In a previous post we looked at filmmaker Eloyce Gist, in this post, she is Mayme K. Patrick-Gist. Same woman, but as a home owner.
Looking in the 1930 census, Mayme King Patrick was an African American beautician, who owned her own shop, and owned her own home. According to the 1933-1934 General Assessment, Mayme King Patrick owned lot 167 on square 551. Since it is square 551, the house no longer exists.
Mayme Eloyce King was born in Galvaston County, Texas October 21, 1892 to Josephine Beavers and Walter Louis King, a farmer. She was the eldest of their seven children. In 1912 she gave birth to her daughter Homoiselle Vivian Patrick, the father was a library janitor, Roscoe C. Patrick. By the 1920 census, Mayme had moved to DC and was living as a roomer on 6th St and working as a hairdresser. In the 1930 census, she lived with 3 lodgers and listed her daughter as her 16 year old sister.
People are complicated. Life is complicated.
So let’s look at the story the Recorder of Deeds’ records tell about Mrs. King. The first record is from 1922, transferring the land from Carrie N. Mills to Walter L. King and his daughter Mayme King Patrick. The family, father, mother and adult daughter Mayme, borrowed $4,500 from trustees and $3,340 owed to Ms. Mills. I am loathed to look at the permits to see if they were building up a commercial building for her business. This was almost where R meets Florida Avenue and Sq. 551 was a commercial block.
Maybe her parents were just co-signers. In 1923 they transferred the property to her. She borrowed various amounts small and large, but mostly large during the 1920s from individual trustees. In 1934, papers revealed a name change (Mayme King Gist) and she began borrowing from an institution, $6,367.10 from the Home Owner’s Loan Corporation.
In 1932 she married James E. Gist in Philadelphia.

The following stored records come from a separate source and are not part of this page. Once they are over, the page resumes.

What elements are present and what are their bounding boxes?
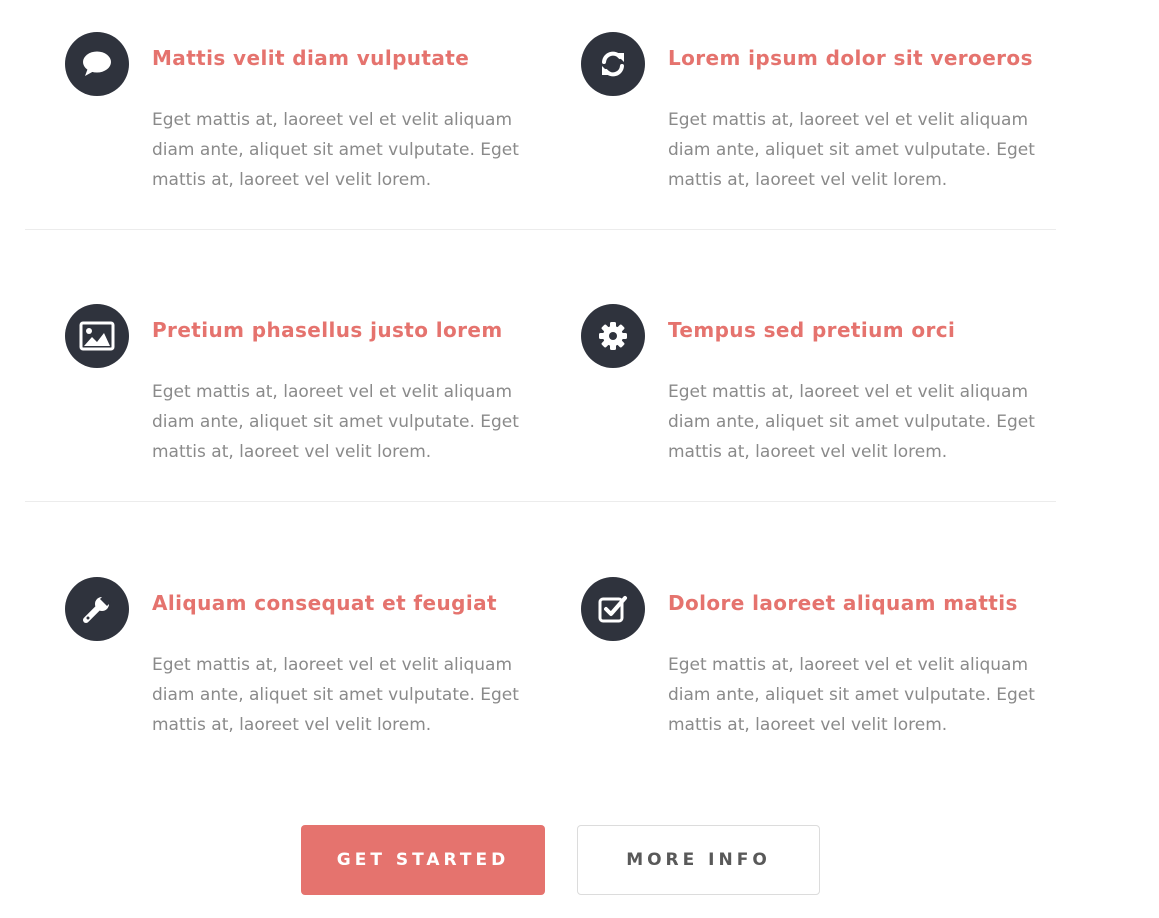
feature-title: Aliquam consequat et feugiat <box>152 591 497 615</box>
feature-row: Aliquam consequat et feugiat Eget mattis… <box>25 502 1056 774</box>
comment-icon <box>65 32 129 96</box>
feature-description: Eget mattis at, laoreet vel et velit ali… <box>668 110 1035 190</box>
feature-title: Dolore laoreet aliquam mattis <box>668 591 1018 615</box>
more-info-button[interactable]: MORE INFO <box>577 825 820 895</box>
gear-icon <box>581 304 645 368</box>
wrench-icon <box>65 577 129 641</box>
feature-description: Eget mattis at, laoreet vel et velit ali… <box>152 110 519 190</box>
feature-title: Mattis velit diam vulputate <box>152 46 470 70</box>
feature-row: Pretium phasellus justo lorem Eget matti… <box>25 230 1056 502</box>
get-started-button[interactable]: GET STARTED <box>301 825 545 895</box>
refresh-icon <box>581 32 645 96</box>
checkbox-icon <box>581 577 645 641</box>
feature-row: Mattis velit diam vulputate Eget mattis … <box>25 0 1056 230</box>
feature-title: Tempus sed pretium orci <box>668 318 956 342</box>
feature-title: Pretium phasellus justo lorem <box>152 318 503 342</box>
action-buttons: GET STARTED MORE INFO <box>301 825 820 895</box>
features-section: Mattis velit diam vulputate Eget mattis … <box>25 0 1056 774</box>
feature-description: Eget mattis at, laoreet vel et velit ali… <box>668 382 1035 462</box>
feature-description: Eget mattis at, laoreet vel et velit ali… <box>152 382 519 462</box>
feature-title: Lorem ipsum dolor sit veroeros <box>668 46 1033 70</box>
feature-description: Eget mattis at, laoreet vel et velit ali… <box>668 655 1035 735</box>
feature-description: Eget mattis at, laoreet vel et velit ali… <box>152 655 519 735</box>
image-icon <box>65 304 129 368</box>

Despite this, he does not show up in the land records. The 1940 census has a Arthur W. Gist listed as the head of 134 R St NW. They are both listed as photographers.
People are complicated and this chick is very complicated.
In 1939 she married a man 17 years her junior, Arthur Clifton Wood in Prince William County, VA.
In 1942 she borrowed $5000 from the Perpetual Building Association. And again in 1944, but she remains as Mayme King Gist. Then $6000 in 1945, followed by $6,900 in 1946 by Perpetual. There is more borrowing and repayment with others in addition to Perpetual in the 1940s and early 1950s.
There is no explanation of how or why her name changed once again to Mayme King Slaughter in 1953 documents. She married John William Slaughter in 1952, they separated a few years later, and eventually divorced in the 1970s. She is the sole entity mentioned in the records. No pesky husband gets attached to the records. She only used this name with one set of trustees, Ernest T and John H. Eiland, for loans in the early 1950s. Not sure what that was all about.
The last record for lot 167, is a loan from 1964 from trustees and here the trail ends for this lot.
Wandering back to one of several family trees on Ancestry.com, Mayme’s story ends in July 1974 in Atlantic City, NJ. Her daughter Homoiselle P. Harrison, died in the District of Columbia at the age of 87, January 18, 2000.